Author : Ronald L. Tammen
Publisher : CQ Press
Page : 270 pages
File Size : 17,23 MB
Release : 2000
Category : Political Science
ISBN :
By succinctly integrating power transition theory and national policy, this outstanding team of scholars explores emerging issues in world politics in the 21st century, including proliferation and deterrence, the international political economy, regional hierarchies, and the role of alliances. Blending quantitative and traditional analyses, theory and practice, history and informed predictions, Power Transitions draws a map of the new world that will stimulate, provoke, and offer solutions. Authors include: Mark Abdollohian, Carole Alsharabati, Brian Efird, Jacek Kugler, Douglas Lemke, Allan C. Stam III, Ronald L. Tammen, and A.F.K Organski.
Author : Larbi Sadiki
Publisher : Routledge
Page : 226 pages
File Size : 40,65 MB
Release : 2013-05-02
Category : Political Science
ISBN : 1136181660
Popular uprisings and revolts across the Arab Middle East have often resulted in a democratic faragh or void in power.
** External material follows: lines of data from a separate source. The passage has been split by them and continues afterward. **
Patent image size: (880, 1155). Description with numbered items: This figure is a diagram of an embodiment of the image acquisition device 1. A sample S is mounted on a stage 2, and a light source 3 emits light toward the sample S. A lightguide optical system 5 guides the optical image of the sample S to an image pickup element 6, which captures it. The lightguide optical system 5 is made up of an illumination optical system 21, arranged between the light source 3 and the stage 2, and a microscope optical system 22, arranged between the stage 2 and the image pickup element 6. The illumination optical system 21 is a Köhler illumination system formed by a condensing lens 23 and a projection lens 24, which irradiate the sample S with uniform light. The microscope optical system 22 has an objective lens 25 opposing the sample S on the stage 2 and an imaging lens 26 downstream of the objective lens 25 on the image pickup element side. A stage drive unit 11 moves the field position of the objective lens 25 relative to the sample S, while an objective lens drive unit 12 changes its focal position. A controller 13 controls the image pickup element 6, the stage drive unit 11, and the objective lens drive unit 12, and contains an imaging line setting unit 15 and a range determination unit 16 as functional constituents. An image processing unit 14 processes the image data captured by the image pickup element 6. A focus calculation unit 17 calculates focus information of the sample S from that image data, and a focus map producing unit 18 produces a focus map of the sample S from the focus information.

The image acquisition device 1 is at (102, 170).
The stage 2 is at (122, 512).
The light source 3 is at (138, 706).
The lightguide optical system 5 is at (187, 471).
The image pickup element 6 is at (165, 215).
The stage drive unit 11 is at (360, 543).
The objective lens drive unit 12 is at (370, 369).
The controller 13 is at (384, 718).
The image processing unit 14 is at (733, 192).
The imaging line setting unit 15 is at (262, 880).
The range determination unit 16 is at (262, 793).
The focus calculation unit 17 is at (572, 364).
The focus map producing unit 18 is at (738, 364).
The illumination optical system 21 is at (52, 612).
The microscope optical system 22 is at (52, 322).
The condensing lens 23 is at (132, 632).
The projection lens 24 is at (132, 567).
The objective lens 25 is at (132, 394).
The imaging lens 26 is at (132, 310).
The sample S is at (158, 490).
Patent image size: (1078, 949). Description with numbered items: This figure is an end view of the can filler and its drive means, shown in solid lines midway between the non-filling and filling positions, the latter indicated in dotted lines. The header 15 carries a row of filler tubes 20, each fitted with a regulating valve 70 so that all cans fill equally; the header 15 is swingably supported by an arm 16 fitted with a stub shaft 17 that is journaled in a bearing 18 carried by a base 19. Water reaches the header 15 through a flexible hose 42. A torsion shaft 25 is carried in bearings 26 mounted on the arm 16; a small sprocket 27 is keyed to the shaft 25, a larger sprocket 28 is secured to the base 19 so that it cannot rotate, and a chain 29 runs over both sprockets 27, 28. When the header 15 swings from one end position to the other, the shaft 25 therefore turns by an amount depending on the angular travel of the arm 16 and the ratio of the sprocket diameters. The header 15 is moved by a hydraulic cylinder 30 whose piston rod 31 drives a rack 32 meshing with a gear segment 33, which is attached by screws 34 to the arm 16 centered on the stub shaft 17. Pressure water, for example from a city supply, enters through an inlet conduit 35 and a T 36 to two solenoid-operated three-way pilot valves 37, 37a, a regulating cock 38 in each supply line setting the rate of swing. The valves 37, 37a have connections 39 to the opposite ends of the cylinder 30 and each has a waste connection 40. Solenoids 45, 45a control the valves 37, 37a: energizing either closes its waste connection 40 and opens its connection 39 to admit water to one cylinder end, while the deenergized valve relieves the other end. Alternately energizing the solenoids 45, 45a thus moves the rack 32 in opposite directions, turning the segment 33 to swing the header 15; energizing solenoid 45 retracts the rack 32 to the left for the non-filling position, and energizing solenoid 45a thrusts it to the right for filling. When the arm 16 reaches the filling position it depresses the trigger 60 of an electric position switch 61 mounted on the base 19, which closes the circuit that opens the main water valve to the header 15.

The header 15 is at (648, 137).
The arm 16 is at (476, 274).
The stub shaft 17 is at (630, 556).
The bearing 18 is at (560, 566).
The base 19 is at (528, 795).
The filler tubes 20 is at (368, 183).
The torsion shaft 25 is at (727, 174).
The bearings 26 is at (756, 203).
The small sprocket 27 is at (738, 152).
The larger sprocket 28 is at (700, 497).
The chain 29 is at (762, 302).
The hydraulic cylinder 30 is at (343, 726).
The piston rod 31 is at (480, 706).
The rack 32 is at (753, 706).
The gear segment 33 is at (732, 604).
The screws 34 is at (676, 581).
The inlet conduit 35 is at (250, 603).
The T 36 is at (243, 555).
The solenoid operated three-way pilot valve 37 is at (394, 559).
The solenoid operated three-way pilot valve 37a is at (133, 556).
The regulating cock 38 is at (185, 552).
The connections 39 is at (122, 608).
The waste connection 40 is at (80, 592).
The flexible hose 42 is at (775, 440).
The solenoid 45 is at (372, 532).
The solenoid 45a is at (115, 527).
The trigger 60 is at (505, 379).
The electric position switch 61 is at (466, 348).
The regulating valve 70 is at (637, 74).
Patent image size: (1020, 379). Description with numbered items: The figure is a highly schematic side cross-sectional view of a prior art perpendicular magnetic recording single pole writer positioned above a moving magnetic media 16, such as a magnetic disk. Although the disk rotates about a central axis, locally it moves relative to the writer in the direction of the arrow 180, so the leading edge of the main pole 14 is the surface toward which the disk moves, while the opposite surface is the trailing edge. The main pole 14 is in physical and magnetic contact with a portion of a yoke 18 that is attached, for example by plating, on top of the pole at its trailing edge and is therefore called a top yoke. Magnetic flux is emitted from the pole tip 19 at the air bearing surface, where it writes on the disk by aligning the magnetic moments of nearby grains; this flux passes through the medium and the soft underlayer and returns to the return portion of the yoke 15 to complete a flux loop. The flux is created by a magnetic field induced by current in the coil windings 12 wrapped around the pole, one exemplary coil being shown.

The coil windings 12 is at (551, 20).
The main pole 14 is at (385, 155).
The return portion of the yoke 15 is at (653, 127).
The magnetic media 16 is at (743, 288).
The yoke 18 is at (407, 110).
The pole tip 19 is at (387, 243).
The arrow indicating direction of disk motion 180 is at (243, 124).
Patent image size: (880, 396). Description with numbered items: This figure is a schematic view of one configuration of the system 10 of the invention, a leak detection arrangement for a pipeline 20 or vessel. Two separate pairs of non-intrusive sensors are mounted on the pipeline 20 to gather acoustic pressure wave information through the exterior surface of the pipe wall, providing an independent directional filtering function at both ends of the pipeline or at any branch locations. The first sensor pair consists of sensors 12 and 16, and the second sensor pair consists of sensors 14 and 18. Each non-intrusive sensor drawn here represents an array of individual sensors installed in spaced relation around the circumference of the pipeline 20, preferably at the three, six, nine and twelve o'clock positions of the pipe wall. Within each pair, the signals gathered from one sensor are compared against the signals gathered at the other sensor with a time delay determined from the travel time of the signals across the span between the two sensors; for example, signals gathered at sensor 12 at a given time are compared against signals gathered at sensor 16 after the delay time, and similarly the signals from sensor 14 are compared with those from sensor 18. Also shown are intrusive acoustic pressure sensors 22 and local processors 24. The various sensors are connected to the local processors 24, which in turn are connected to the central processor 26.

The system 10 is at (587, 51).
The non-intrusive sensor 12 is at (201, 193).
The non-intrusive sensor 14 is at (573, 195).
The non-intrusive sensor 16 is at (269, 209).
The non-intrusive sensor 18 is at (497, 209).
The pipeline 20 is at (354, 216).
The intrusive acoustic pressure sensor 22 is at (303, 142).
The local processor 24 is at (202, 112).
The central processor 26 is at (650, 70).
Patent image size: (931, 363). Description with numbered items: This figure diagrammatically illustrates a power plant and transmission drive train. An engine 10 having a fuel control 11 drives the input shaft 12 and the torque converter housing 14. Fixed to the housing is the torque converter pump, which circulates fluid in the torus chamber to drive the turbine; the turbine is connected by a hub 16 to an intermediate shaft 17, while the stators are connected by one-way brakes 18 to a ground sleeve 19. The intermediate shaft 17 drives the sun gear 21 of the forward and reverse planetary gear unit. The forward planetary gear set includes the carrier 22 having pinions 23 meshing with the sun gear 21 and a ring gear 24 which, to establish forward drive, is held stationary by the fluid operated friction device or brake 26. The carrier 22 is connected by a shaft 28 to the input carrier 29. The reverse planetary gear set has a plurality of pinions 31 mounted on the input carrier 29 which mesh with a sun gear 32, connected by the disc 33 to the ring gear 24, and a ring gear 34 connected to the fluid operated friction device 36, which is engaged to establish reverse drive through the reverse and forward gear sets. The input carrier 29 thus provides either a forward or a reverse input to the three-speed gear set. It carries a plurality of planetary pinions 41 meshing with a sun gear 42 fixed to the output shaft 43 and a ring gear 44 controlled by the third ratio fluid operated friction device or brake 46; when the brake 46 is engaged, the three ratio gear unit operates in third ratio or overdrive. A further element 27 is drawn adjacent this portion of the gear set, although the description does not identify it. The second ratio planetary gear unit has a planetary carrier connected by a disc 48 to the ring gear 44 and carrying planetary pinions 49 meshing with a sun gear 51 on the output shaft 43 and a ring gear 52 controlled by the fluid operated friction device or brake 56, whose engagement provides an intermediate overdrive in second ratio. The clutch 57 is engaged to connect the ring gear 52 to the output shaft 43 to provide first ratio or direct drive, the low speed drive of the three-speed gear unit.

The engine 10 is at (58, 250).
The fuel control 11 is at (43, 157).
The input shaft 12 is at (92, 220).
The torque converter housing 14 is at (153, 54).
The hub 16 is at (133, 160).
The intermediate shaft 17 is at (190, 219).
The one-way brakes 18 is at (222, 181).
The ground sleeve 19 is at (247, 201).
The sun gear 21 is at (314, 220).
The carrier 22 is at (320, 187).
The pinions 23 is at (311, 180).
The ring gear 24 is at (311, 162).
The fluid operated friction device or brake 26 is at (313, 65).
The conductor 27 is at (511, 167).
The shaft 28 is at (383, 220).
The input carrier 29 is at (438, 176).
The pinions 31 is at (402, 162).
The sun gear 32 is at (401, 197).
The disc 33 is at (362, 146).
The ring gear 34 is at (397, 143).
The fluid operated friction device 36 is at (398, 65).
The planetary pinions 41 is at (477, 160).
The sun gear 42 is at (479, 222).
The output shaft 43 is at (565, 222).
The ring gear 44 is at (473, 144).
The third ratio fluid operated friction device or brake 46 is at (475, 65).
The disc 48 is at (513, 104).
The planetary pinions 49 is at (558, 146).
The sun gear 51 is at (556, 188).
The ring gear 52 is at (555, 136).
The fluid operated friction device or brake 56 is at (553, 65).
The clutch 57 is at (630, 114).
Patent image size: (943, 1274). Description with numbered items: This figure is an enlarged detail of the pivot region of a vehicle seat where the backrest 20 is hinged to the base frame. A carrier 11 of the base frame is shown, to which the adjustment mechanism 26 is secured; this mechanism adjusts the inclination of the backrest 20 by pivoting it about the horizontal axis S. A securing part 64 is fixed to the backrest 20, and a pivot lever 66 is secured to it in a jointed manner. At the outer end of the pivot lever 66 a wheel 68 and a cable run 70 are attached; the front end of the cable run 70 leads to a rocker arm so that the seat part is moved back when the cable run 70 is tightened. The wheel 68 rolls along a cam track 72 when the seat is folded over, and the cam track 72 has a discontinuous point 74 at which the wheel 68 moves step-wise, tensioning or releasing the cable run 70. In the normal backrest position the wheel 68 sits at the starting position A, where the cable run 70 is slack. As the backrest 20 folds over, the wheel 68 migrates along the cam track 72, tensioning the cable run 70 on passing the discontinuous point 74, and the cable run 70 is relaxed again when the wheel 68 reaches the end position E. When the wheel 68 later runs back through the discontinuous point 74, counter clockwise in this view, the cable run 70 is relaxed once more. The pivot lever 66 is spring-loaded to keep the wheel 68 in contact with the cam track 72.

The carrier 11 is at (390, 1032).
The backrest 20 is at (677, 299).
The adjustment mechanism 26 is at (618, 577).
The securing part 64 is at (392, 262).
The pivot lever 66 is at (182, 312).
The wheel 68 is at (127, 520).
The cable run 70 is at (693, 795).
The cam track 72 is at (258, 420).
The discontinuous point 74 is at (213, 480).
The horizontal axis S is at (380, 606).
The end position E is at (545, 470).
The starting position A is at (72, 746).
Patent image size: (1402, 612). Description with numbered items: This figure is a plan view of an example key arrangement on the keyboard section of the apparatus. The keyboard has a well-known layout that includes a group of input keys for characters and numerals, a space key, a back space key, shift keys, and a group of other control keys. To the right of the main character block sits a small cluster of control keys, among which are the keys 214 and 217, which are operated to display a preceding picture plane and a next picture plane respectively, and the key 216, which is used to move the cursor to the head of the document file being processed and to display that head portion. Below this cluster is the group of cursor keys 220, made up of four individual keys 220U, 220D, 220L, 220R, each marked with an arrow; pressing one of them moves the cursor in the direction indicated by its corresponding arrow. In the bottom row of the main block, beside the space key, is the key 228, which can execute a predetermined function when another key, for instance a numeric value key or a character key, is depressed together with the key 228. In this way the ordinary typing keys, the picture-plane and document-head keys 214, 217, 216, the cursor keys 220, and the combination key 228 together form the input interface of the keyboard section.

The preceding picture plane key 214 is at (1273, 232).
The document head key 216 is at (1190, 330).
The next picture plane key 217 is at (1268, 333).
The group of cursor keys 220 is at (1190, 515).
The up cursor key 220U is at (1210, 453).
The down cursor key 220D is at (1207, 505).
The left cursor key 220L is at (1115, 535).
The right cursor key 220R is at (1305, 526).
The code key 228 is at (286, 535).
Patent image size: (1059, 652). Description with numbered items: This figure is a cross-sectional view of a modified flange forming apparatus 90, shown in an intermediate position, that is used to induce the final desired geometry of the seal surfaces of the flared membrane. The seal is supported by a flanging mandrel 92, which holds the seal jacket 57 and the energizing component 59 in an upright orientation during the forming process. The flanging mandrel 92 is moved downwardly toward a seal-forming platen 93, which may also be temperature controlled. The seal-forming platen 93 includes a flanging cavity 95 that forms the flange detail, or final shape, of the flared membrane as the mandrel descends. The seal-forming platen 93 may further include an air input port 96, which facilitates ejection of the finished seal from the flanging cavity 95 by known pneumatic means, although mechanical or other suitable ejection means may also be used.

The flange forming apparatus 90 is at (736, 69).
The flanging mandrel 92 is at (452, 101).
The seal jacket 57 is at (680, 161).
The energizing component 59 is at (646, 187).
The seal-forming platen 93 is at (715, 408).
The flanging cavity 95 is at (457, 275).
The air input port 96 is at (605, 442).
How society seeks to fill that void, regardless of whether the regime falls or survives, is the common trajectory followed by the seven empirical case studies published here for the first time. This edited volume seeks to unpack the state of the democratic void in three interrelated fields: democracy, legitimacy and social relations. In doing so, the conventional treatment of democratization as a linear, formal, systemic and systematic process is challenged and the power politics of democratic transition reassessed. Through a close examination of case studies focusing on Bahrain, Egypt, Iraq, Lebanon, Syria, and Yemen, this collection introduces the reader to indigenous narratives on how power is wrested and negotiated from the bottom up. It will be of interest to those seeking a fresh perspective on democratization models as well as those seeking to understand the reshaping of the Arab Middle East in the lead-up to the Arab Spring.